Aber die Finanzen sind doch in der Tat angespannt.
Das ist richtig und richtig ist auch, dass viele Gemeinden mit dem Rücken zur Wand stehen. Die Aufgaben werden immer mehr, die gesetzlichen Standards immer höher, was dazu führt, dass die Rücklagen, so man welche hat, immer weiter abgeschmolzen werden: Jeder braucht ein gutes Angebot an Kindergartenplätzen, die marode Schule muss nach Jahren halt doch mal angefasst werden und über die ein oder andere Straße redet man ja ohnehin teilweise schon seit zehn Jahren. Die Erwartungshaltung an uns Gemeinden ist unglaublich hoch, die Standards, die wir gesetzlich erfüllen sollen, massiv. Es wird von allen Seiten eigentlich total unterschätzt, was Gemeinden in unserem System leisten und wie sie das manchmal bei leeren Kassen noch schaffen. Aber: Viele der nötigen Investitionen wurden mangels finanzieller Mittel auch immer wieder aufgeschoben und irgendwann kommt man an den Punkt, wo das einfach nicht mehr geht, will man nicht den Verlust der vorhandenen Infrastruktur riskieren.

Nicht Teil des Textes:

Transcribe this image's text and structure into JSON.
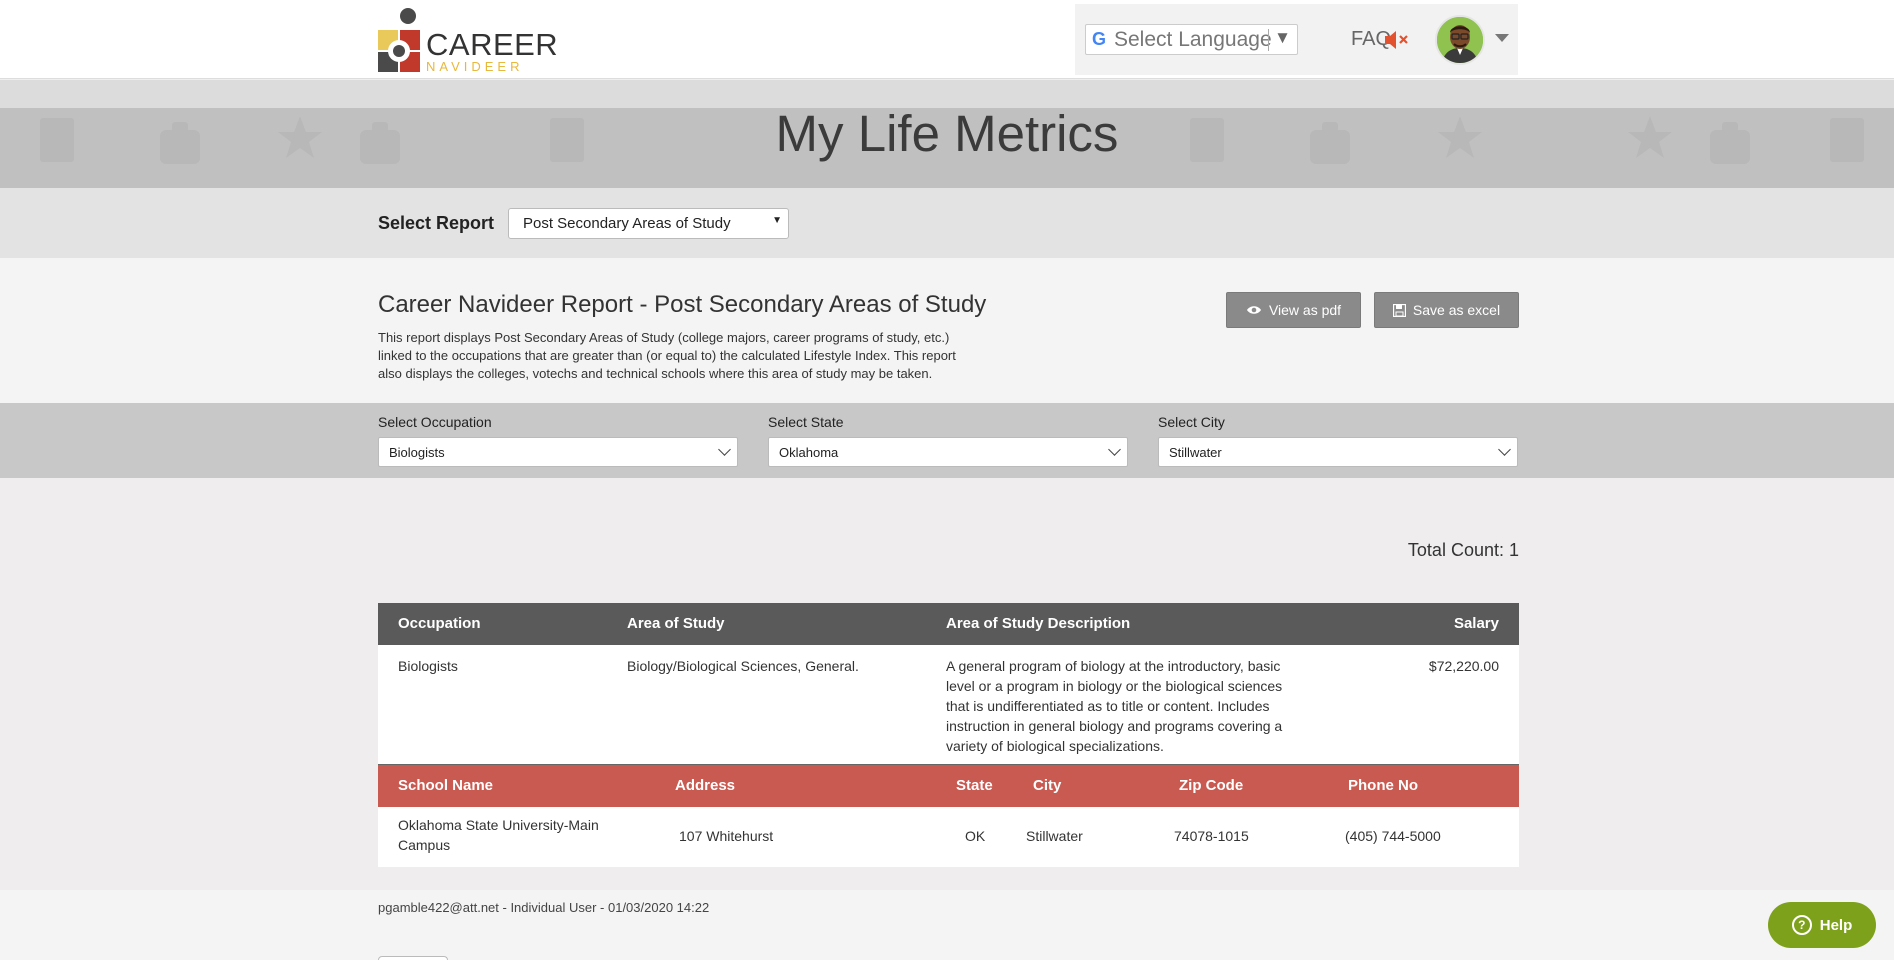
{
  "header": {
    "logo_word": "CAREER",
    "logo_sub": "NAVIDEER",
    "language_label": "Select Language",
    "faq_label": "FAQ"
  },
  "page_title": "My Life Metrics",
  "select_report": {
    "label": "Select Report",
    "value": "Post Secondary Areas of Study"
  },
  "report": {
    "title": "Career Navideer Report - Post Secondary Areas of Study",
    "description_lines": [
      "This report displays Post Secondary Areas of Study (college majors, career programs of study, etc.)",
      "linked to the occupations that are greater than (or equal to) the calculated Lifestyle Index. This report",
      "also displays the colleges, votechs and technical schools where this area of study may be taken."
    ],
    "view_pdf_label": "View as pdf",
    "save_excel_label": "Save as excel"
  },
  "filters": {
    "occupation": {
      "label": "Select Occupation",
      "value": "Biologists"
    },
    "state": {
      "label": "Select State",
      "value": "Oklahoma"
    },
    "city": {
      "label": "Select City",
      "value": "Stillwater"
    }
  },
  "total_count": "Total Count: 1",
  "occupation_table": {
    "headers": [
      "Occupation",
      "Area of Study",
      "Area of Study Description",
      "Salary"
    ],
    "row": {
      "occupation": "Biologists",
      "area": "Biology/Biological Sciences, General.",
      "description_lines": [
        "A general program of biology at the introductory, basic",
        "level or a program in biology or the biological sciences",
        "that is undifferentiated as to title or content. Includes",
        "instruction in general biology and programs covering a",
        "variety of biological specializations."
      ],
      "salary": "$72,220.00"
    }
  },
  "school_table": {
    "headers": [
      "School Name",
      "Address",
      "State",
      "City",
      "Zip Code",
      "Phone No"
    ],
    "row": {
      "school_lines": [
        "Oklahoma State University-Main",
        "Campus"
      ],
      "address": "107 Whitehurst",
      "state": "OK",
      "city": "Stillwater",
      "zip": "74078-1015",
      "phone": "(405) 744-5000"
    }
  },
  "footer": {
    "text": "pgamble422@att.net - Individual User - 01/03/2020 14:22"
  },
  "help_label": "Help",
  "colors": {
    "table_header_dark": "#5a5a5a",
    "table_header_red": "#c95a52",
    "help_green": "#7ea11b",
    "logo_yellow": "#e8b83b",
    "mute_red": "#e2522f"
  }
}
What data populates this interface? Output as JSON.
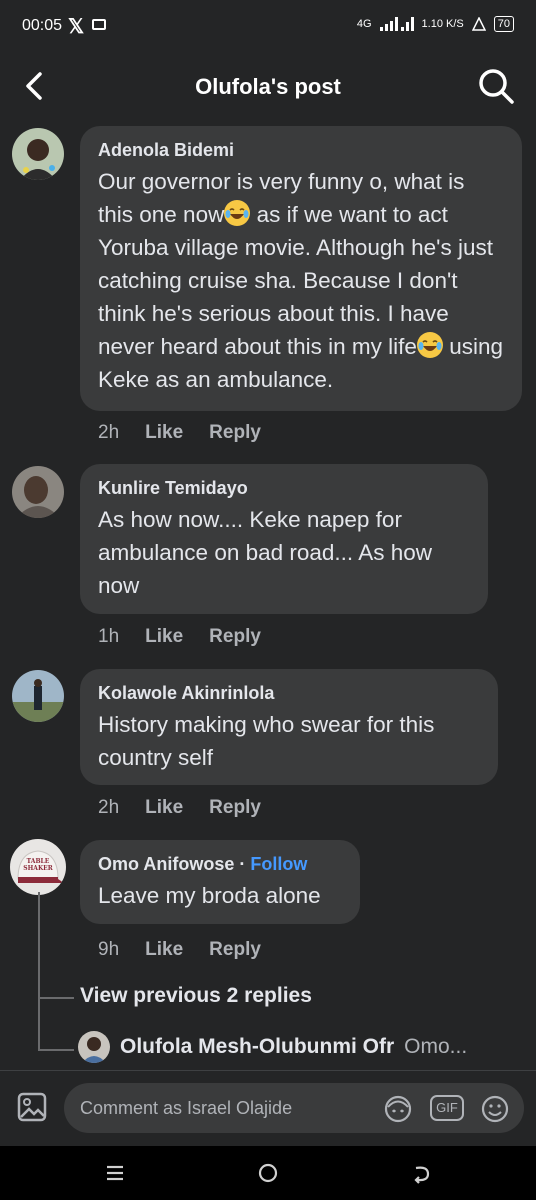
{
  "status_bar": {
    "time": "00:05",
    "network": "4G",
    "speed": "1.10 K/S",
    "battery": "70"
  },
  "header": {
    "title": "Olufola's post"
  },
  "comments": [
    {
      "name": "Adenola Bidemi",
      "text_parts": [
        "Our governor is very funny o, what is this one now",
        " as if we want to act Yoruba village movie. Although he's just catching cruise sha. Because I don't think he's serious about this. I have never heard about this in my life",
        " using Keke as an ambulance."
      ],
      "time": "2h",
      "like": "Like",
      "reply": "Reply"
    },
    {
      "name": "Kunlire Temidayo",
      "text": "As how now.... Keke napep for ambulance on bad road... As how now",
      "time": "1h",
      "like": "Like",
      "reply": "Reply"
    },
    {
      "name": "Kolawole Akinrinlola",
      "text": "History making who swear for this country self",
      "time": "2h",
      "like": "Like",
      "reply": "Reply"
    },
    {
      "name": "Omo Anifowose",
      "separator": "·",
      "follow": "Follow",
      "text": "Leave my broda alone",
      "time": "9h",
      "like": "Like",
      "reply": "Reply",
      "avatar_text": "TABLE SHAKER"
    }
  ],
  "thread": {
    "view_previous": "View previous 2 replies",
    "reply_name": "Olufola Mesh-Olubunmi Ofr",
    "reply_preview": "Omo..."
  },
  "composer": {
    "placeholder": "Comment as Israel Olajide",
    "gif_label": "GIF"
  },
  "colors": {
    "background": "#242526",
    "bubble": "#3a3b3c",
    "follow": "#4599ff",
    "meta": "#b0b3b8"
  }
}
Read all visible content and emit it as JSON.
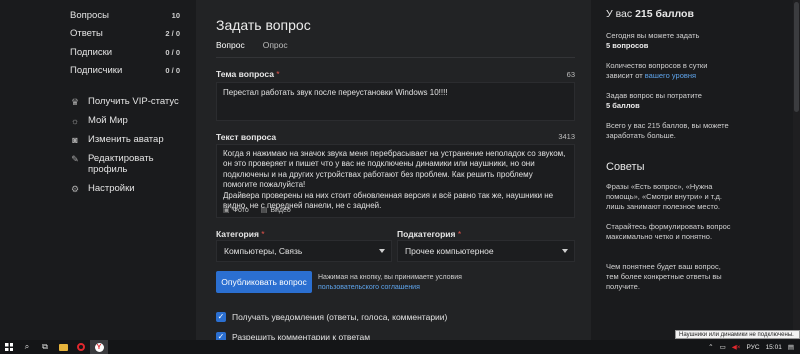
{
  "sidebar": {
    "stats": [
      {
        "label": "Вопросы",
        "count": "10"
      },
      {
        "label": "Ответы",
        "count": "2 / 0"
      },
      {
        "label": "Подписки",
        "count": "0 / 0"
      },
      {
        "label": "Подписчики",
        "count": "0 / 0"
      }
    ],
    "menu": [
      {
        "label": "Получить VIP-статус",
        "icon": "crown-icon"
      },
      {
        "label": "Мой Мир",
        "icon": "world-icon"
      },
      {
        "label": "Изменить аватар",
        "icon": "camera-icon"
      },
      {
        "label": "Редактировать профиль",
        "icon": "edit-icon"
      },
      {
        "label": "Настройки",
        "icon": "gear-icon"
      }
    ]
  },
  "form": {
    "title": "Задать вопрос",
    "tabs": [
      "Вопрос",
      "Опрос"
    ],
    "topic_label": "Тема вопроса",
    "topic_counter": "63",
    "topic_value": "Перестал работать звук после переустановки Windows 10!!!!",
    "question_label": "Текст вопроса",
    "question_counter": "3413",
    "question_value": "Когда я нажимаю на значок звука меня перебрасывает на устранение неполадок со звуком, он это проверяет и пишет что у вас не подключены динамики или наушники, но они подключены и на других устройствах работают без проблем. Как решить проблему помогите пожалуйста!\nДрайвера проверены на них стоит обновленная версия и всё равно так же, наушники не видно, не с передней панели, не с задней.",
    "attach_photo": "Фото",
    "attach_video": "Видео",
    "category_label": "Категория",
    "category_value": "Компьютеры, Связь",
    "subcategory_label": "Подкатегория",
    "subcategory_value": "Прочее компьютерное",
    "submit_label": "Опубликовать вопрос",
    "agree_text": "Нажимая на кнопку, вы принимаете условия",
    "agree_link": "пользовательского соглашения",
    "check_notify": "Получать уведомления (ответы, голоса, комментарии)",
    "check_comments": "Разрешить комментарии к ответам",
    "required_mark": "*"
  },
  "right": {
    "title_prefix": "У вас",
    "title_points": "215 баллов",
    "p1_text": "Сегодня вы можете задать",
    "p1_bold": "5 вопросов",
    "p2_text": "Количество вопросов в сутки зависит от",
    "p2_link": "вашего уровня",
    "p3_text": "Задав вопрос вы потратите",
    "p3_bold": "5 баллов",
    "p4_text": "Всего у вас 215 баллов, вы можете заработать больше.",
    "tips_title": "Советы",
    "tip1": "Фразы «Есть вопрос», «Нужна помощь», «Смотри внутри» и т.д. лишь занимают полезное место.",
    "tip2": "Старайтесь формулировать вопрос максимально четко и понятно.",
    "tip3": "Чем понятнее будет ваш вопрос, тем более конкретные ответы вы получите."
  },
  "tooltip": "Наушники или динамики не подключены.",
  "taskbar": {
    "lang": "РУС",
    "time": "15:01"
  },
  "colors": {
    "accent": "#2b6fd1",
    "link": "#5ea4ec",
    "required": "#e5524a"
  }
}
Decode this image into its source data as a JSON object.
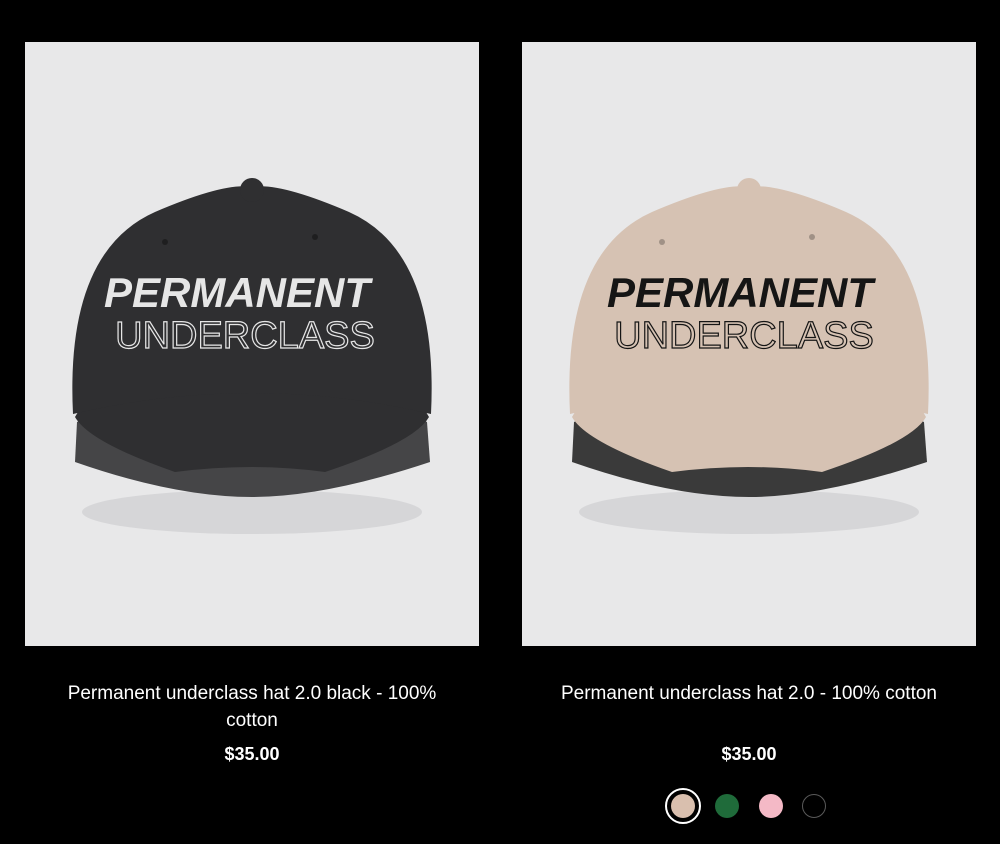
{
  "products": [
    {
      "title": "Permanent underclass hat 2.0 black - 100% cotton",
      "price": "$35.00",
      "hat_color": "#2f2f31",
      "brim_under_color": "#454547",
      "embroidery_color": "#e6e6e6",
      "embroidery_line1": "PERMANENT",
      "embroidery_line2": "UNDERCLASS"
    },
    {
      "title": "Permanent underclass hat 2.0 - 100% cotton",
      "price": "$35.00",
      "hat_color": "#d6c2b3",
      "brim_under_color": "#3a3a3a",
      "embroidery_color": "#151515",
      "embroidery_line1": "PERMANENT",
      "embroidery_line2": "UNDERCLASS",
      "swatches": [
        {
          "name": "khaki",
          "color": "#d9bfae",
          "selected": true
        },
        {
          "name": "green",
          "color": "#1f6b3a",
          "selected": false
        },
        {
          "name": "pink",
          "color": "#f4b9c6",
          "selected": false
        },
        {
          "name": "black",
          "color": "#000000",
          "selected": false
        }
      ]
    }
  ]
}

Also ist die Kreisumlage doch ein Thema…
Ja. Aber man muss das, so meine ich, differenziert sehen. Es reicht nicht, dass das Thema „Kommunale Finanzen“ auf die Kreisumlage reduziert wird, zumal dahinter ja auch ein kommunaler Wert in Form von wichtiger Infrastruktur wie Schulen und Krankenhäusern steht. Das Thema ist vielschichtig, fängt im Bund und beim Land an und hört bei den Bürgerinnen und Bürgern auf.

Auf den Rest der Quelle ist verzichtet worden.